Can misperceptions about control be the source of human suffering? Think of the serenity prayer: God, grant me the serenity to accept the things I cannot change, The courage to change the things I can, And wisdom to know the difference. We can easily swap change for control. What it comes down to is our understanding of what lies within our power to control. When it comes to suffering, we are limited in what we can control. Maybe we have the ability to change or control/alter a situation, if not then the only course of action left within our control is our reaction to the situation.
Changing our reaction to a situation can be difficult however because there is a tendency to resist things we don’t like or want to have in our lives at any given moment. What we resist persists. Saying “no” to something we don’t want is an example of a futile attempt to control what “is.”
What about our thoughts and emotions?

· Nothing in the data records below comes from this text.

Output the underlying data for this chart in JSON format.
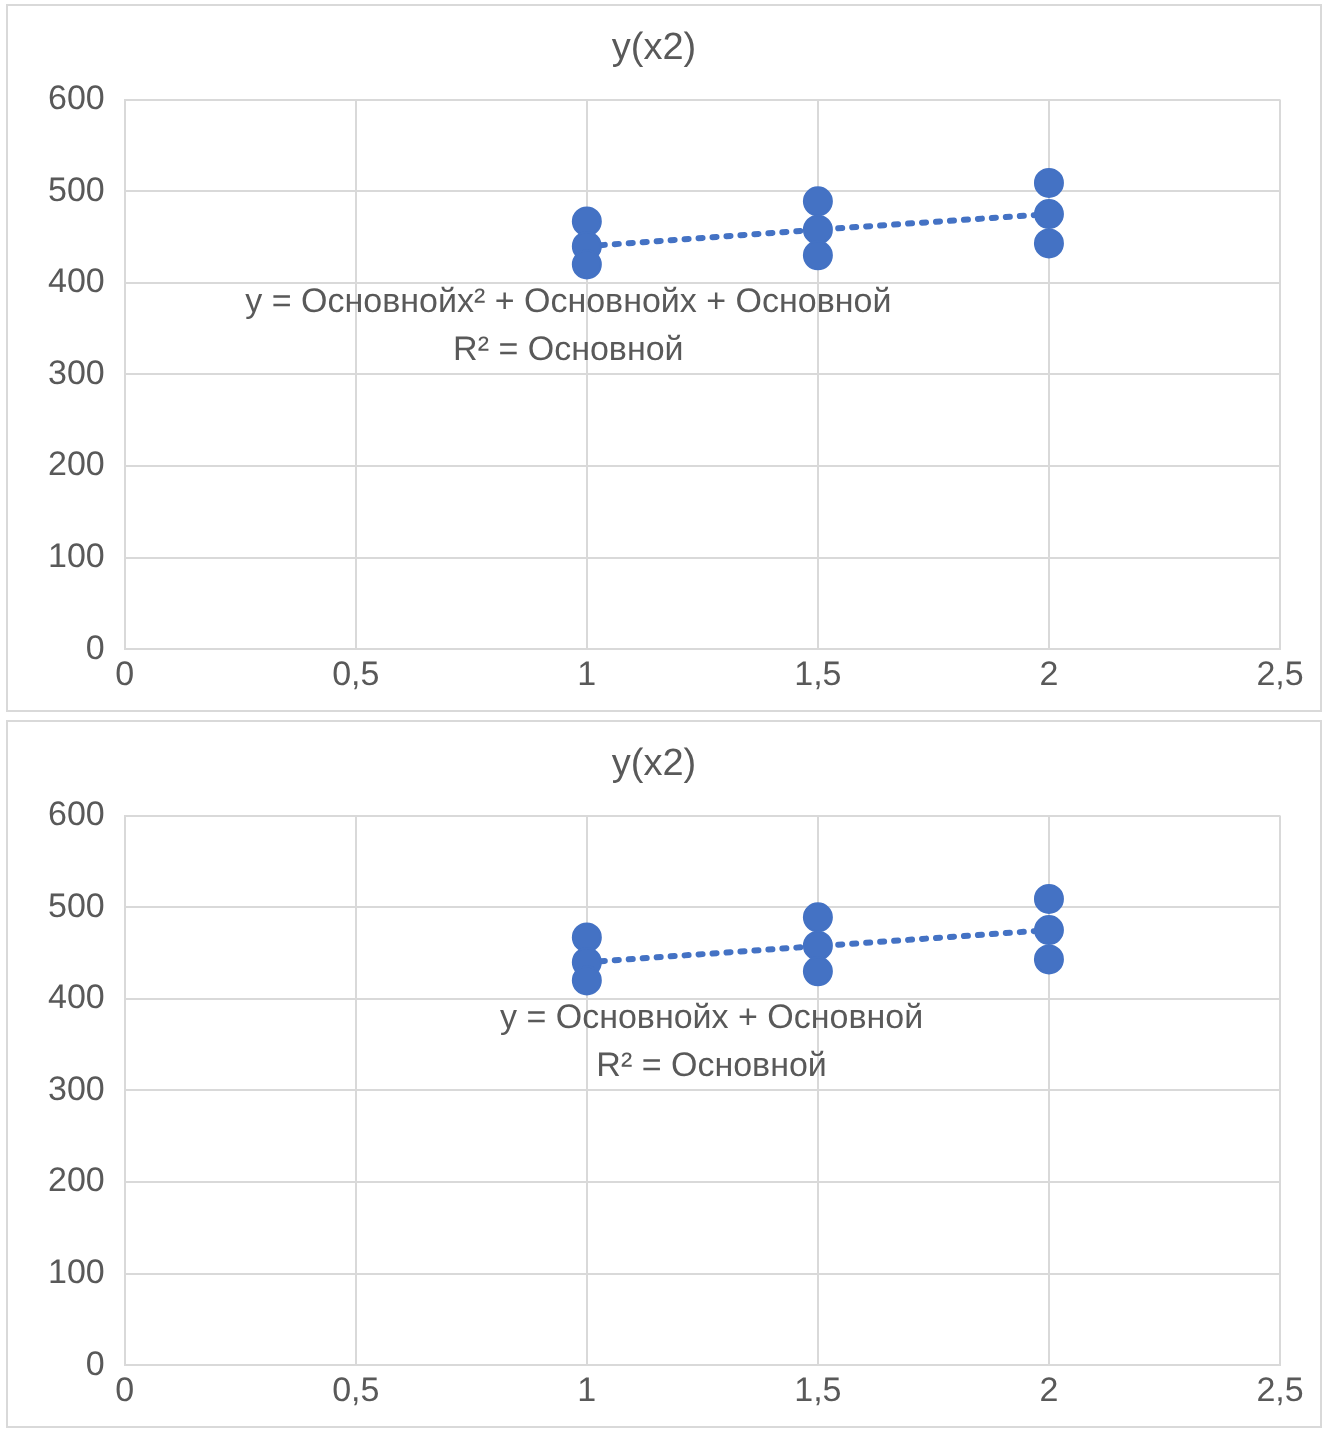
{
  "chart_data": [
    {
      "type": "scatter",
      "title": "y(x2)",
      "xlim": [
        0,
        2.5
      ],
      "ylim": [
        0,
        600
      ],
      "xticks": [
        0,
        {
          "value": 0.5,
          "label": "0,5"
        },
        1,
        {
          "value": 1.5,
          "label": "1,5"
        },
        2,
        {
          "value": 2.5,
          "label": "2,5"
        }
      ],
      "yticks": [
        0,
        100,
        200,
        300,
        400,
        500,
        600
      ],
      "grid": true,
      "legend": false,
      "annotations": [
        "y = Основнойх² + Основнойх + Основной",
        "R² = Основной"
      ],
      "series": [
        {
          "color": "#4472c4",
          "marker": "circle",
          "x": [
            1,
            1,
            1,
            1.5,
            1.5,
            1.5,
            2,
            2,
            2
          ],
          "values": [
            467,
            440,
            420,
            489,
            458,
            430,
            509,
            475,
            443
          ]
        },
        {
          "type": "line",
          "color": "#4472c4",
          "line_style": "dotted",
          "marker": "none",
          "x": [
            1,
            1.5,
            2
          ],
          "values": [
            440,
            458,
            475
          ]
        }
      ]
    },
    {
      "type": "scatter",
      "title": "y(x2)",
      "xlim": [
        0,
        2.5
      ],
      "ylim": [
        0,
        600
      ],
      "xticks": [
        0,
        {
          "value": 0.5,
          "label": "0,5"
        },
        1,
        {
          "value": 1.5,
          "label": "1,5"
        },
        2,
        {
          "value": 2.5,
          "label": "2,5"
        }
      ],
      "yticks": [
        0,
        100,
        200,
        300,
        400,
        500,
        600
      ],
      "grid": true,
      "legend": false,
      "annotations": [
        "y = Основнойх + Основной",
        "R² = Основной"
      ],
      "series": [
        {
          "color": "#4472c4",
          "marker": "circle",
          "x": [
            1,
            1,
            1,
            1.5,
            1.5,
            1.5,
            2,
            2,
            2
          ],
          "values": [
            467,
            440,
            420,
            489,
            458,
            430,
            509,
            475,
            443
          ]
        },
        {
          "type": "line",
          "color": "#4472c4",
          "line_style": "dotted",
          "marker": "none",
          "x": [
            1,
            2
          ],
          "values": [
            440,
            475
          ]
        }
      ]
    }
  ]
}
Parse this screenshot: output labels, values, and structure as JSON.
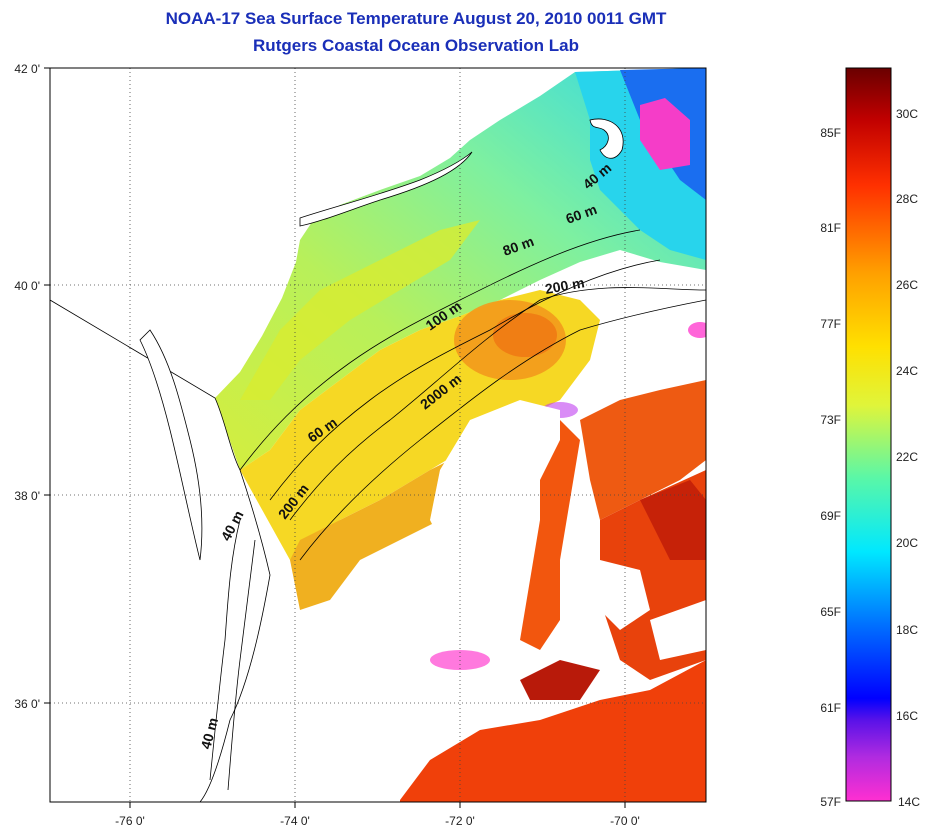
{
  "title": {
    "line1": "NOAA-17 Sea Surface Temperature August 20, 2010 0011 GMT",
    "line2": "Rutgers Coastal Ocean Observation Lab"
  },
  "lat_labels": [
    "42 0'",
    "40 0'",
    "38 0'",
    "36 0'"
  ],
  "lon_labels": [
    "-76 0'",
    "-74 0'",
    "-72 0'",
    "-70 0'"
  ],
  "isobath_labels": [
    "40 m",
    "60 m",
    "80 m",
    "200 m",
    "100 m",
    "2000 m",
    "60 m",
    "200 m",
    "40 m",
    "40 m"
  ],
  "colorbar": {
    "fahrenheit": [
      "85F",
      "81F",
      "77F",
      "73F",
      "69F",
      "65F",
      "61F",
      "57F"
    ],
    "celsius": [
      "30C",
      "28C",
      "26C",
      "24C",
      "22C",
      "20C",
      "18C",
      "16C",
      "14C"
    ],
    "colors": [
      "#ff2fd1",
      "#8c1ff0",
      "#0000ff",
      "#0070ff",
      "#00e8ff",
      "#59f7a8",
      "#e0f53a",
      "#ffe000",
      "#ffa000",
      "#ff3000",
      "#c00000",
      "#6a0000"
    ]
  },
  "colors": {
    "title": "#1a2fb8",
    "land": "#ffffff",
    "no_data": "#ffffff"
  }
}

We place a significant amount of importance on the ideas and thought streams that run through our heads on a constant basis. Our perception of language can color the way we judge our inner dialogue, oftentimes convincing us that certain belief structures are true, resulting in psychological inflexibility. Language can be very restricting in this way because we become hooked on what SHOULD be, rather than the way things truly are.
The more identified we become with our thoughts, especially negative or unhealthy thoughts, the greater the chances of having unwanted emotional reactions will be; sadness, anxiety, anger, frustration, hurt, etc. Certain forms of therapy work to try and dispute unwanted thoughts and feelings (futile attempts at control), rather than just accepting the thoughts and emotions.
Mental wellness therefore depends upon a gentle surrendering, a saying yes to what is, with no resistance or desire for things to be different. It is through that awareness that one can ultimately derive a sense of control through peace, contentment and non-resistenace.